First, I tried to pass the values in the following manner:
df = df.as_matrix()
print stats.friedmanchisquare([df[x, :] for x in np.arange(df.shape[0])])
but I get:
ValueError:
Less than 3 levels. Friedman test not appropriate.
Second, I also tried not converting it to a matrix-form leaving it as a DataFrame (which would be ideal for me), but I guess this is not supported yet, or I am doing it wrong:
print stats.friedmanchisquare([row for index, row in df.iterrows()])
which also gives me the error:
ValueError:
Less than 3 levels. Friedman test not appropriate.

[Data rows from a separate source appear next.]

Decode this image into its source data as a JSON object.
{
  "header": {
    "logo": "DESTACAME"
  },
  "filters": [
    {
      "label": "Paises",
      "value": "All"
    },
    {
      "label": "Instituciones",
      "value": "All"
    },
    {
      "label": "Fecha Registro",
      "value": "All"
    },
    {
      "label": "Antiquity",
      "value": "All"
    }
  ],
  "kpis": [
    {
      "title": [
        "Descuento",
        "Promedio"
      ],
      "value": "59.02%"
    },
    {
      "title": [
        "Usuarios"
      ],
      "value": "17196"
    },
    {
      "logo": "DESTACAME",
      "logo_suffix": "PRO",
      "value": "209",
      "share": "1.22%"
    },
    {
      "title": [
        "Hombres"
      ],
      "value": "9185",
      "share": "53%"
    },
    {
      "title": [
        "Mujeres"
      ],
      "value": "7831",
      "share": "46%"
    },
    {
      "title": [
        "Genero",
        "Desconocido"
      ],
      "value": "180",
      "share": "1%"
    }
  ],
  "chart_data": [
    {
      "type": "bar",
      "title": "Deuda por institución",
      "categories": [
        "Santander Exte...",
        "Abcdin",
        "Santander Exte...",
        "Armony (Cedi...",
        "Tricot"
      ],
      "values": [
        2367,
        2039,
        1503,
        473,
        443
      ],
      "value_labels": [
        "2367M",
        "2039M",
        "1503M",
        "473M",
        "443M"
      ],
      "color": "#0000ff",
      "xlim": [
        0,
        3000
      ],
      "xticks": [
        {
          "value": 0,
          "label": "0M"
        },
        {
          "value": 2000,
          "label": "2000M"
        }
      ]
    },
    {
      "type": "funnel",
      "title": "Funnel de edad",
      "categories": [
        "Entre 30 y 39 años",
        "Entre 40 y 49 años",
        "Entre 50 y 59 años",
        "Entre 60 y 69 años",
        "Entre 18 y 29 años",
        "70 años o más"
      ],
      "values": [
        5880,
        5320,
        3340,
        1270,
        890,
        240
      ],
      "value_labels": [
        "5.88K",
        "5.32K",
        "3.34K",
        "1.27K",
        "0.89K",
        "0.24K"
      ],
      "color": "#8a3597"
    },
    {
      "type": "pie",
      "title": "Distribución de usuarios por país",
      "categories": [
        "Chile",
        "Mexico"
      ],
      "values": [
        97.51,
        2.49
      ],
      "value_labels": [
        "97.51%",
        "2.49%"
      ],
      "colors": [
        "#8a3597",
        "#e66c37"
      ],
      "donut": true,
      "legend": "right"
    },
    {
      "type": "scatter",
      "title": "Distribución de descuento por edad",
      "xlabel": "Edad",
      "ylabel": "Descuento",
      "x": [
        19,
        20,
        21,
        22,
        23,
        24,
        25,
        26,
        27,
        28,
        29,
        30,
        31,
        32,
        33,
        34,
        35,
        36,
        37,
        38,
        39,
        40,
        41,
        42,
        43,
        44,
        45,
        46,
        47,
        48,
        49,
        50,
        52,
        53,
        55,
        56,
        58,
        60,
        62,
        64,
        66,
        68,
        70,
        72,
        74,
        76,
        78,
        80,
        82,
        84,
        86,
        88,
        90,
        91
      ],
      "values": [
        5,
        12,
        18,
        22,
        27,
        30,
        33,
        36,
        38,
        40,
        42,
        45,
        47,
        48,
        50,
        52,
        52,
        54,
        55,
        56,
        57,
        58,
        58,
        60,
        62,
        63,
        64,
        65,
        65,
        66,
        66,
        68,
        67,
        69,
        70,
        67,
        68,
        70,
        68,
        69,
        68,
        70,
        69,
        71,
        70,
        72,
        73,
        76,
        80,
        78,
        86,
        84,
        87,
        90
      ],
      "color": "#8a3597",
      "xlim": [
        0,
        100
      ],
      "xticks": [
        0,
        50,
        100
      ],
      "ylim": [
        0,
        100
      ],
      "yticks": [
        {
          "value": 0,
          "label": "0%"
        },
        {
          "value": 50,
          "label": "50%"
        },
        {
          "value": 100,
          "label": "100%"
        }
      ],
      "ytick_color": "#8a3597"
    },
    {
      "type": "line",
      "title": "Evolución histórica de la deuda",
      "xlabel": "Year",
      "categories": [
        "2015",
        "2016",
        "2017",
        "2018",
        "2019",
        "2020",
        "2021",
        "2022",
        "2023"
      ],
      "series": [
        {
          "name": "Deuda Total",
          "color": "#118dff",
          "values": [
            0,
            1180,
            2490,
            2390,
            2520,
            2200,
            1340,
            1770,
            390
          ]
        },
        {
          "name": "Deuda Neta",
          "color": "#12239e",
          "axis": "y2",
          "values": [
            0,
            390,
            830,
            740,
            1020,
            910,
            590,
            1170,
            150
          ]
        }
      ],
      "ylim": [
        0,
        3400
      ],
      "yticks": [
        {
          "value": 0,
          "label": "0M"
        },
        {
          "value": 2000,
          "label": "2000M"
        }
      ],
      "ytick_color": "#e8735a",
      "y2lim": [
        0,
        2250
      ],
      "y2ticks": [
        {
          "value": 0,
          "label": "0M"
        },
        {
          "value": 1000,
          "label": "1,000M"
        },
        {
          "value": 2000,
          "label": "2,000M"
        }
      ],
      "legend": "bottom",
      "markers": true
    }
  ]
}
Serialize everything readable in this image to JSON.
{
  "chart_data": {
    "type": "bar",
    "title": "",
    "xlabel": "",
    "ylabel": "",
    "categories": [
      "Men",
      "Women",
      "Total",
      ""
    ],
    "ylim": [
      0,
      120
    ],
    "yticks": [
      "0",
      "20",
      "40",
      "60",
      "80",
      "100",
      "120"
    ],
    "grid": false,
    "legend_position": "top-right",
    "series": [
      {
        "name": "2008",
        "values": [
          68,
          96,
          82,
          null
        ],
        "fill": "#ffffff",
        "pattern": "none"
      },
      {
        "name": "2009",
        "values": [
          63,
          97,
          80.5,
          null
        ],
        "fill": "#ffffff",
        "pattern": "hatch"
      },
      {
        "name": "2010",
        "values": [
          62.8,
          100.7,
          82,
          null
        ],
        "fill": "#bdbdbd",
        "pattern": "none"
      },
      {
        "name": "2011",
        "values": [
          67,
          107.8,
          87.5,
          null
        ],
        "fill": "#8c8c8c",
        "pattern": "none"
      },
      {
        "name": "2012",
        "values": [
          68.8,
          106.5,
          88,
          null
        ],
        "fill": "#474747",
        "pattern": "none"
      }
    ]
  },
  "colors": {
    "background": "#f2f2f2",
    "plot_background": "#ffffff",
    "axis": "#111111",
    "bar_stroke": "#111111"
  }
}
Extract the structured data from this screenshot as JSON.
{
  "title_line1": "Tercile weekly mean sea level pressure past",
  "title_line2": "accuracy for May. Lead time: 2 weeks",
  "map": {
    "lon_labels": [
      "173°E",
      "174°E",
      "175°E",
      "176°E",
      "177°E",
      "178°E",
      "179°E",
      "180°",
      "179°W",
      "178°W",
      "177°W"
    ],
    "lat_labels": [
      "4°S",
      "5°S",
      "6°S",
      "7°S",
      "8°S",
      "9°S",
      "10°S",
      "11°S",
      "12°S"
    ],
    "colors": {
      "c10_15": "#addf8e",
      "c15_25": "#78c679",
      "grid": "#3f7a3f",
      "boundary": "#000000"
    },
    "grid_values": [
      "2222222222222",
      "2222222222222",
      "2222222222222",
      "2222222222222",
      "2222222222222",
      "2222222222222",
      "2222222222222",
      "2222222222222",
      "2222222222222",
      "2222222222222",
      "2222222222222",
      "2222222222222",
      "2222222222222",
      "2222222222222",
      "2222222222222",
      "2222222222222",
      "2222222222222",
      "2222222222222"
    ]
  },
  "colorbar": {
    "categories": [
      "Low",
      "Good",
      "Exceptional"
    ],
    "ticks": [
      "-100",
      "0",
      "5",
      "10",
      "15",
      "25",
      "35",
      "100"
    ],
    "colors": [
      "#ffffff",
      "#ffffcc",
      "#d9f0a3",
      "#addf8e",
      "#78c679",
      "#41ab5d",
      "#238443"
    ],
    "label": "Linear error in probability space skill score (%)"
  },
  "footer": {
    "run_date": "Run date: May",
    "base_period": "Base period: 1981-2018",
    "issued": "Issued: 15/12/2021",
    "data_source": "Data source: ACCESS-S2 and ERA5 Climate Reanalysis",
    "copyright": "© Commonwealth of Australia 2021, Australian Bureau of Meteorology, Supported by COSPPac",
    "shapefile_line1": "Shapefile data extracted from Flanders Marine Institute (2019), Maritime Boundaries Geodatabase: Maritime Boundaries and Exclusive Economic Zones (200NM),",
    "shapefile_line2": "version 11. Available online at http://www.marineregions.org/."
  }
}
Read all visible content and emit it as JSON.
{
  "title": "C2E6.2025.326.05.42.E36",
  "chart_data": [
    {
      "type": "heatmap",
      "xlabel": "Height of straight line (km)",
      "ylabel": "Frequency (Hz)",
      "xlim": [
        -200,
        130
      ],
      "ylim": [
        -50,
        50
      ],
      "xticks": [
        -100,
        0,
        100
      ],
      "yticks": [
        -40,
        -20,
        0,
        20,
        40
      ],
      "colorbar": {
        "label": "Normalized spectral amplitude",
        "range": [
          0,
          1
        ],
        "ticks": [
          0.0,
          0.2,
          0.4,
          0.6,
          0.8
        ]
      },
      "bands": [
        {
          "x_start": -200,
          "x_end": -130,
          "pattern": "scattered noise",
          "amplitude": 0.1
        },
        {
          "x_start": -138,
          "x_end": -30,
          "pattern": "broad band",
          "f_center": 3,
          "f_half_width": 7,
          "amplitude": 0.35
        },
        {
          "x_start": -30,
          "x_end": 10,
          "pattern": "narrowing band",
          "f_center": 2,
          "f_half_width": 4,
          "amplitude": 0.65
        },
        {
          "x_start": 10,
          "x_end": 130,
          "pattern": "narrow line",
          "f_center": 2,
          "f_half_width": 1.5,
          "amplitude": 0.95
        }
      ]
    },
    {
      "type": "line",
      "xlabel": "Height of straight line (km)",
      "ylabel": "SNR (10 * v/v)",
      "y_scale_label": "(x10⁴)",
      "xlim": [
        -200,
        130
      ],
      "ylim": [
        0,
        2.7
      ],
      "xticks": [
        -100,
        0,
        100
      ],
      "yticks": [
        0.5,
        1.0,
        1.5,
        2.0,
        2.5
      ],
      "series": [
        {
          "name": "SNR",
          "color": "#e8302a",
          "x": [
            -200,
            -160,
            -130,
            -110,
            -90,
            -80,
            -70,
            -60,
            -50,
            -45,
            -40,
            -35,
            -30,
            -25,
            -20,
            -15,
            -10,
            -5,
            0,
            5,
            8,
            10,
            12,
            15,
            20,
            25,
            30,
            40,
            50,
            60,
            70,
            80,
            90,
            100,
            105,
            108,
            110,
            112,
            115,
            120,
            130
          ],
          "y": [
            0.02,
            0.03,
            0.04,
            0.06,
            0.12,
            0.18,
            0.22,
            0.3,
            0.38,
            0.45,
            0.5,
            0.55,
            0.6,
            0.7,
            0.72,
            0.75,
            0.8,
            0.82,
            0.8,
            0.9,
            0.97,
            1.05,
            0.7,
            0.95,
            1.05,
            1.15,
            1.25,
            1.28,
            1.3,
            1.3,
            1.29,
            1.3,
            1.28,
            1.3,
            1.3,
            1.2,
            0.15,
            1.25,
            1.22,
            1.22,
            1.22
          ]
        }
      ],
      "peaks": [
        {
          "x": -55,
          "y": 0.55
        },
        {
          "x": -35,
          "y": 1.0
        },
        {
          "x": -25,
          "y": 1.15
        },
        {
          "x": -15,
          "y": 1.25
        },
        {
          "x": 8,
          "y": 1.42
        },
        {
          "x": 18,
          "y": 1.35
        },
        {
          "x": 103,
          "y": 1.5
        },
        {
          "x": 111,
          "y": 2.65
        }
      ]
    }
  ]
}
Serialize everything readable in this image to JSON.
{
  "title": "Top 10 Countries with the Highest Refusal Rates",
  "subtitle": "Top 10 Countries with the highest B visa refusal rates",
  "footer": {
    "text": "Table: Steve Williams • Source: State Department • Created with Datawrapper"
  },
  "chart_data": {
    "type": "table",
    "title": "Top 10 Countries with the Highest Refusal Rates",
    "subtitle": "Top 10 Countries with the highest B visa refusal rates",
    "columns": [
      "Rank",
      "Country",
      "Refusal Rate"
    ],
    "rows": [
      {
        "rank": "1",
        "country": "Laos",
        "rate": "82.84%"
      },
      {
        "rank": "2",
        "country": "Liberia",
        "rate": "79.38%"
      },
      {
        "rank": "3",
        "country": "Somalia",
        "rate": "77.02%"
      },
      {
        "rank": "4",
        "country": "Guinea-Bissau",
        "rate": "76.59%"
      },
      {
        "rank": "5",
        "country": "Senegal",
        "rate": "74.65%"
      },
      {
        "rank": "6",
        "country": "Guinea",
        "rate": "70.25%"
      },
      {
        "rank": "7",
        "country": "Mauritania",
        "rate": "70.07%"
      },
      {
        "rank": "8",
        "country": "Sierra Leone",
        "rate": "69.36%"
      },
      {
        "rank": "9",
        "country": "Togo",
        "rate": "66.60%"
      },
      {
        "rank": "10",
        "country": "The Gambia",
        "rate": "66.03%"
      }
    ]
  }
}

So, my question is: what is the correct way of passing parameters to stats.friedmanchisquare based on df
? (or even using its df.as_matrix()
representation)
You can download my dataframe in csv format here and read it using:
df = pd.read_csv('df.csv', header=0, index_col=0)
Thank you for your help :)
Solution:
Based on @Ami Tavory and @vicg's answers (please vote on them), the solution to my problem, based on the matrix representation of the data, is to add the *
-operator defined here, but better explained here, as follows:
df = df.as_matrix()
print stats.friedmanchisquare(*[df[x, :] for x in np.arange(df.shape[0])])
And the same is true if you want to work with the original dataframe, which is what I ideally wanted:
print stats.friedmanchisquare(*[row for index, row in df.iterrows()])
in this manner you iterate over the dataframe in its native format.
Note that I went ahead and ran some timeit
tests to see which way is faster and as it turns out, converting it first to a numpy array
beforehand is twice as fast than using df
in its original dataframe format.
This was my experimental setup:
import timeit
setup = '''
import pandas as pd
import scipy.stats as stats
import numpy as np
df = pd.read_csv('df.csv', header=0, index_col=0)
'''
theCommand = '''
df = np.array(df)
stats.friedmanchisquare(*[df[x, :] for x in np.arange(df.shape[0])])
'''
print min(timeit.Timer(stmt=theCommand, setup=setup).repeat(10, 10000))
theCommand = '''
stats.friedmanchisquare(*[row for index, row in df.iterrows()])
'''
print min(timeit.Timer(stmt=theCommand, setup=setup).repeat(10, 10000))
which yields the following results:
4.97029900551
8.7627799511